I usually don't hurry through problems, but I really like combinations and permutations. So, I got in the groove.

Answer 38

it's tricky though. that might be what you like

Answer 39

Yes, I do like the tricky parts. It is a tricky problem in all because the drivers driving their own cars makes the cars unique.

Answer 40

i think i'm finally getting the hang of it

Answer 41

I don't know if I did the best job of explaining, because it's complicated.
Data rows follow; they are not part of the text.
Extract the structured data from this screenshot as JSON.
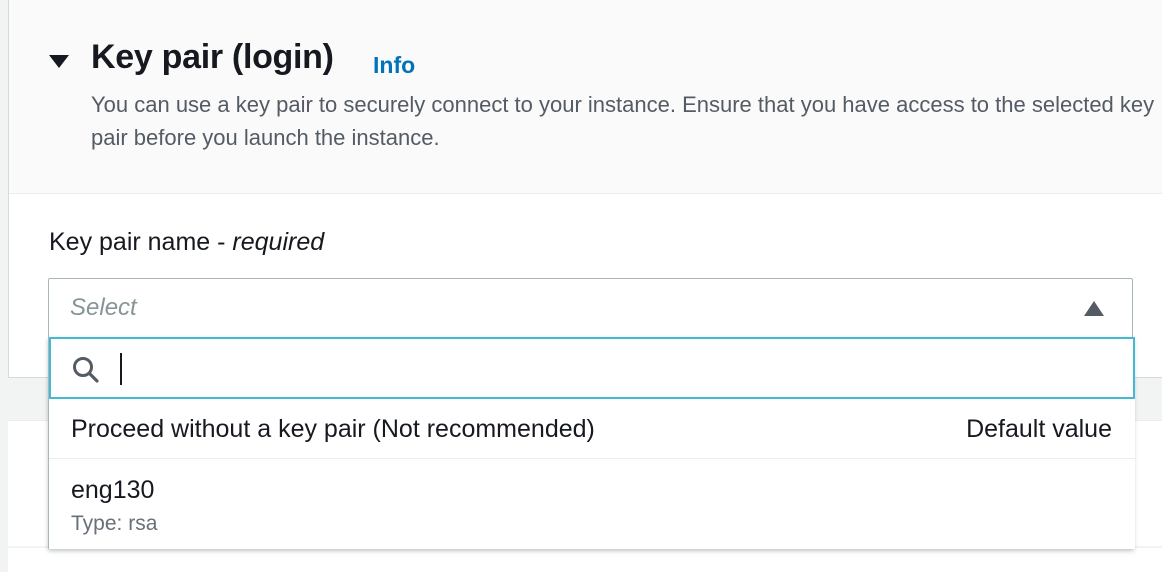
{
  "section": {
    "title": "Key pair (login)",
    "info_link": "Info",
    "description": "You can use a key pair to securely connect to your instance. Ensure that you have access to the selected key pair before you launch the instance."
  },
  "field": {
    "label": "Key pair name - ",
    "label_required": "required"
  },
  "select": {
    "placeholder": "Select",
    "search_value": "",
    "options": [
      {
        "label": "Proceed without a key pair (Not recommended)",
        "tag": "Default value"
      },
      {
        "label": "eng130",
        "description": "Type: rsa"
      }
    ]
  },
  "icons": {
    "section_toggle": "caret-down-icon",
    "select_toggle": "caret-up-icon",
    "search": "search-icon"
  },
  "colors": {
    "link": "#0073bb",
    "focus_border": "#44b9d6",
    "text": "#16191f",
    "secondary_text": "#545b64"
  }
}
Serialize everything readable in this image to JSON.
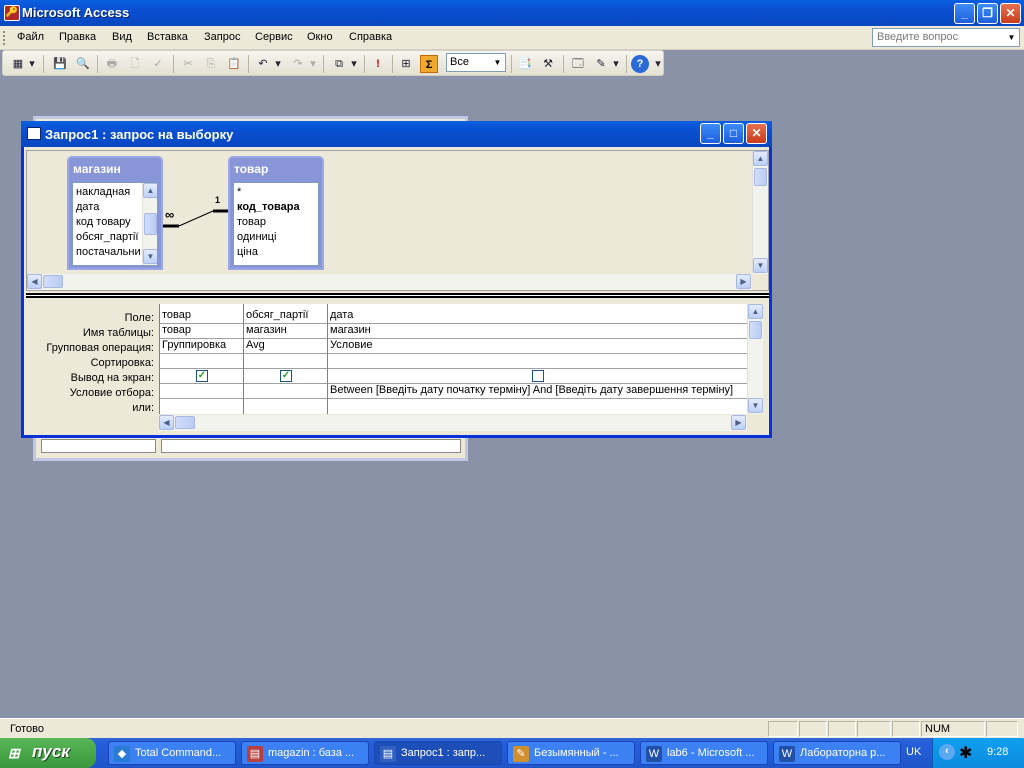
{
  "app": {
    "title": "Microsoft Access",
    "icon_glyph": "🔑",
    "window_buttons": {
      "minimize": "_",
      "maximize": "❐",
      "close": "✕"
    }
  },
  "menu": {
    "items": [
      "Файл",
      "Правка",
      "Вид",
      "Вставка",
      "Запрос",
      "Сервис",
      "Окно",
      "Справка"
    ],
    "help_placeholder": "Введите вопрос",
    "help_dropdown_glyph": "▼"
  },
  "toolbar": {
    "top_values": "Все",
    "top_values_dropdown_glyph": "▼",
    "icons": {
      "view": "▦",
      "view_dd": "▾",
      "save": "💾",
      "search": "🔍",
      "print": "🖶",
      "preview": "🗋",
      "spell": "✓",
      "cut": "✂",
      "copy": "⎘",
      "paste": "📋",
      "undo": "↶",
      "undo_dd": "▾",
      "redo": "↷",
      "redo_dd": "▾",
      "query_type": "⧉",
      "query_type_dd": "▾",
      "run": "!",
      "show_table": "⊞",
      "totals": "Σ",
      "properties": "📑",
      "builder": "⚒",
      "db_window": "🗔",
      "new_object": "✎",
      "new_object_dd": "▾",
      "help": "?",
      "options_dd": "▾"
    }
  },
  "query_window": {
    "title": "Запрос1 : запрос на выборку",
    "window_buttons": {
      "minimize": "_",
      "maximize": "□",
      "close": "✕"
    },
    "tables": [
      {
        "name": "магазин",
        "fields": [
          "накладная",
          "дата",
          "код товару",
          "обсяг_партії",
          "постачальни"
        ]
      },
      {
        "name": "товар",
        "fields": [
          "*",
          "код_товара",
          "товар",
          "одиниці",
          "ціна"
        ]
      }
    ],
    "relationship": {
      "many_label": "∞",
      "one_label": "1"
    },
    "grid": {
      "row_labels": [
        "Поле:",
        "Имя таблицы:",
        "Групповая операция:",
        "Сортировка:",
        "Вывод на экран:",
        "Условие отбора:",
        "или:"
      ],
      "columns": [
        {
          "field": "товар",
          "table": "товар",
          "total": "Группировка",
          "sort": "",
          "show": true,
          "criteria": ""
        },
        {
          "field": "обсяг_партії",
          "table": "магазин",
          "total": "Avg",
          "sort": "",
          "show": true,
          "criteria": ""
        },
        {
          "field": "дата",
          "table": "магазин",
          "total": "Условие",
          "sort": "",
          "show": false,
          "criteria": "Between [Введіть дату початку терміну] And [Введіть дату завершення терміну]"
        }
      ],
      "check_glyph": "✓"
    },
    "scroll_glyphs": {
      "up": "▲",
      "down": "▼",
      "left": "◀",
      "right": "▶"
    }
  },
  "statusbar": {
    "text": "Готово",
    "num": "NUM"
  },
  "taskbar": {
    "start": "пуск",
    "start_glyph": "⊞",
    "tasks": [
      {
        "label": "Total Command...",
        "glyph": "◆",
        "color": "#2a7ad8",
        "active": false
      },
      {
        "label": "magazin : база ...",
        "glyph": "▤",
        "color": "#b84040",
        "active": false
      },
      {
        "label": "Запрос1 : запр...",
        "glyph": "▤",
        "color": "#3060c0",
        "active": true
      },
      {
        "label": "Безымянный - ...",
        "glyph": "✎",
        "color": "#d09030",
        "active": false
      },
      {
        "label": "lab6 - Microsoft ...",
        "glyph": "W",
        "color": "#2050a8",
        "active": false
      },
      {
        "label": "Лабораторна р...",
        "glyph": "W",
        "color": "#2050a8",
        "active": false
      }
    ],
    "language": "UK",
    "tray_glyphs": {
      "arrow": "‹",
      "bug": "✱"
    },
    "clock": "9:28"
  }
}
But you're no rookie, and you will understand where 95% of the people here will not.

Answer 42

in permutation/combination...im a complete rookie

Answer 43

I don't know how long I'll be here tonight, but tomorrow I can log on and see if you had any lingering questions. I'll stick around for a short while now though.

Answer 44

too bad the next question i posted was discrete mathematics

Answer 45

Completely off the topic of our question at hand: It would seem that one's Smartscore can be boosted also by asking questions. Is that the way it is? It seems like the Smartscore is a composite of all three.

Answer 46

yes smartscore can be boosted by asking questions. I used to be the user with the highest engagement score but sadly, i got dethroned.

Answer 47

I asked one question so far. No one could or would help me. I'm not blaming anyone at all. So, I stuck with my question and eventually found my own answer.

Answer 48

it happens

Answer 49

Nice talking with you and good luck with probability. If I'm around, I'll try to help out. Bye for now.